统计唯一值子树个数——lintcode921/leetcode250

统计唯一值子树个数

题目：统计唯一值子树个数

给定一棵二叉树，统计唯一值子树的数目.唯一值子树意味着子树的所有节点都具有相同的值.

示例：

输入: root = {5,1,5,5,5,#,5}
输出: 4
解释:
              5
             / \
            1   5
           / \   \
          5   5   5

题解

1. BFS+DFS

BFS遍历每个节点，DFS判断每个节点是否正确。

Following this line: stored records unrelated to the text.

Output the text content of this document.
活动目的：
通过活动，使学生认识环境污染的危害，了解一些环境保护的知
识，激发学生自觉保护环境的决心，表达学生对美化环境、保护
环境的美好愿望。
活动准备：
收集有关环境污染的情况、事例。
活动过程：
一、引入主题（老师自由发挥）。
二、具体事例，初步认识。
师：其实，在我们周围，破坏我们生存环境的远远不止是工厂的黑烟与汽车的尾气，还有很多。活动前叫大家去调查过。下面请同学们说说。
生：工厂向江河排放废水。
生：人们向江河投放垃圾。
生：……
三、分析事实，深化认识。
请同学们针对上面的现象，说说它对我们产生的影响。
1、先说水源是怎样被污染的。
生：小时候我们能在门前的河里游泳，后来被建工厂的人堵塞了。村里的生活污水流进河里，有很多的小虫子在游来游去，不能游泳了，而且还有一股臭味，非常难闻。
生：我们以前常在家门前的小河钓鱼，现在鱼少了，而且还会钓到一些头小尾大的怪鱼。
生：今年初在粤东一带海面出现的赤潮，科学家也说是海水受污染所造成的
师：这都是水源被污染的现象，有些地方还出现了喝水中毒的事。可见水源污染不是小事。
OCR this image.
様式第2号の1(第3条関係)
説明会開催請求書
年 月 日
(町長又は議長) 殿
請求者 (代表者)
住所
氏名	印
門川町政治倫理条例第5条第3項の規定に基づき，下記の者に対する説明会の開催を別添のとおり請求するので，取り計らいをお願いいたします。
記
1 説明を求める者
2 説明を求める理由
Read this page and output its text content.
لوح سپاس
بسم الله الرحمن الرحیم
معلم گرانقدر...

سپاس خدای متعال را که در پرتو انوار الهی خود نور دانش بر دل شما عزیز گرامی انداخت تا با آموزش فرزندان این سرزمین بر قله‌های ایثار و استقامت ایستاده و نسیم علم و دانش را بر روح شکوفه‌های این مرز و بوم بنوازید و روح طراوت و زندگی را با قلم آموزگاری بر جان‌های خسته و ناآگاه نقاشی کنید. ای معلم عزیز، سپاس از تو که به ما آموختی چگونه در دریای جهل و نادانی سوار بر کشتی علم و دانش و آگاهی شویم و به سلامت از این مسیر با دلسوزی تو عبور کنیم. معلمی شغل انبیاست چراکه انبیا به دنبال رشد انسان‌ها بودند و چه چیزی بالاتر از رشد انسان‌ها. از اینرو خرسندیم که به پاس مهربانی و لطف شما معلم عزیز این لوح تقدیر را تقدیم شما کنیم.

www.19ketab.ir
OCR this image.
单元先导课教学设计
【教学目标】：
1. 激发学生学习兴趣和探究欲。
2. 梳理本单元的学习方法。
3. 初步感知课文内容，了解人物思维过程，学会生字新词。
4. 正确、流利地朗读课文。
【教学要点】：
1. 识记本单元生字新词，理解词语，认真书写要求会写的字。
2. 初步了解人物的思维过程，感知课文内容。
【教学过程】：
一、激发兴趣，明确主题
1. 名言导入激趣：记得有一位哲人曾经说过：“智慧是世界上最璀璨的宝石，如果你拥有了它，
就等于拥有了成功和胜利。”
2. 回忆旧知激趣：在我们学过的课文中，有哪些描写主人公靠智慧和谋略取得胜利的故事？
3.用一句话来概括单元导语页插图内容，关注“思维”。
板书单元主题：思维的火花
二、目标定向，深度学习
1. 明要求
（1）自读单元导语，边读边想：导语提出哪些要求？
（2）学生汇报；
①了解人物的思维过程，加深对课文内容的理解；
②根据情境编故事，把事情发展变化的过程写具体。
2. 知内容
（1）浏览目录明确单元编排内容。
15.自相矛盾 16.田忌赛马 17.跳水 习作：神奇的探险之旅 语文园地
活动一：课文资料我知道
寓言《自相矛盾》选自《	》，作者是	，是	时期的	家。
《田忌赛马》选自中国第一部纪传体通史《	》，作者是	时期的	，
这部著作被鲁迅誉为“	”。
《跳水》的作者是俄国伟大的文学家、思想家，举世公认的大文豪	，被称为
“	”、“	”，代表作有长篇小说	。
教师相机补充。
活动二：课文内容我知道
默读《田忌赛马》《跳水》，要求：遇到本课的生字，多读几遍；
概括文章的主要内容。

(时间效率不高，懒人法)

public class Solution {
    private int sum;

    //dfs判断是否是同值子树
    public boolean dfs(TreeNode root, int key) {
        if (root == null) return true;
        if (root.val != key) return false;
        return dfs(root.left, key) && dfs(root.right, key);
    }

    public int countUnivalSubtrees(TreeNode root) {
        sum = 0;
        if (root == null) return sum;
        Queue<TreeNode> queue = new ArrayDeque<>();
        queue.add(root);

        //bfs遍历二叉树
        while (!queue.isEmpty()) {
            TreeNode temp = queue.poll();
            if (dfs(temp, temp.val)) sum++;
            if (temp.left != null) queue.add(temp.left);
            if (temp.right != null) queue.add(temp.right);
        }
        return sum;
    }
}

2. DFS判断每个节点

public class Solution2 {
    private int sum;

    public boolean dfs(TreeNode root) {
        if (root == null) return true;
        boolean left = dfs(root.left);
        boolean right = dfs(root.right);
        if (left && right) {
            if ((root.left != null && root.left.val != root.val) || (root.right != null && root.right.val != root.val)) {
                return false;
            }
            sum++;
            return true;
        }
        return false;
    }

    public int countUnivalSubtrees(TreeNode root) {
        sum = 0;
        dfs(root);
        return sum;
    }
}